Huge Laker Leaving Duluth Isn’t Actually A Ship, It’s Something Different
I was driving over the Blatnik Bridge early this morning on my way to work. I looked over at the sunrise coming up over Lake Superior and noticed that below me was a large laker making its way toward the lift bridge. This one looked different than what I normally see. Fortunately, I got to work and I was able to pull up the harbor cam and get a closer look.
The name on the hull of the ship says Erie Trader. However, the back of the boat had different writing I just couldn't quite make out. Were these two boats pushed together? What's going on here?
It turns out that this isn't a ship, but it's a tug pushing a large barge. The tug is kind of interesting. It has a large tower on it, but it's a short boat.

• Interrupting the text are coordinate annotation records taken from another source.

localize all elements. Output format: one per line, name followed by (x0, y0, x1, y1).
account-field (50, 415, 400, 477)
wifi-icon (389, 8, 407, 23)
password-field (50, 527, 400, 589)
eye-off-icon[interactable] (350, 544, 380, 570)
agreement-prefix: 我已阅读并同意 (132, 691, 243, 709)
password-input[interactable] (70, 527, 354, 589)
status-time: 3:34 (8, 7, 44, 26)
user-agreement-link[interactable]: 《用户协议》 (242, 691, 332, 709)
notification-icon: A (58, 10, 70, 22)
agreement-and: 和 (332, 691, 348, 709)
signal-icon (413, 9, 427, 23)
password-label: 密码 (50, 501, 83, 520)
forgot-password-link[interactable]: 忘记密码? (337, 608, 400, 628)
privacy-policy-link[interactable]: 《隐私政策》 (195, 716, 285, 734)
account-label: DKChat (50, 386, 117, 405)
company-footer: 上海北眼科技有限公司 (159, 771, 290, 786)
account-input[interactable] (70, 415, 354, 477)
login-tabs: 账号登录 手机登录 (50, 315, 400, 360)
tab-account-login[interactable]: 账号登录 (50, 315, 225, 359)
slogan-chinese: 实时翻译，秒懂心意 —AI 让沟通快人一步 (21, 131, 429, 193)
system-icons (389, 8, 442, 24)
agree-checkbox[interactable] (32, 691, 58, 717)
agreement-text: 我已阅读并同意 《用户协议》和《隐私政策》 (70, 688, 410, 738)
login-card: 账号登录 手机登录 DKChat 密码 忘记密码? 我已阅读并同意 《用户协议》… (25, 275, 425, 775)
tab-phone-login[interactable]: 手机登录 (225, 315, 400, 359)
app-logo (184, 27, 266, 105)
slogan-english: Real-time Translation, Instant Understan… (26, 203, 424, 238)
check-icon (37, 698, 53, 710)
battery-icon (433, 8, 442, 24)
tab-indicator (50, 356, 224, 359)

It's part of the Van Enkevort Tug & Barge. They have several tugs that can push any of their barges. It's a pretty cool way to be able to adjust your shipping and be more versatile. They're actually referred to as "pushers."
The fleet consists of 4 similar barges. The Michigan Trader, Erie Trader, Great Lakes Trader, and Joseph H Thompson. They also have other barges for hauling phosphoric acid that are differently designed.
The fleet also has four different tugs: The Clyde S Vanankevort, Joyce L Vanenkevort, Dirk S Vanenkevort, and Laura L Vanenkevort. Call me crazy, but I would imagine they were named after family members.
The fleet is actually the youngest in the great lakes. The average age of the vessels is only 13 years old. Keep in mind, some ships on the Great Lakes are still operating and are as old as the Edmund Fitzgerald.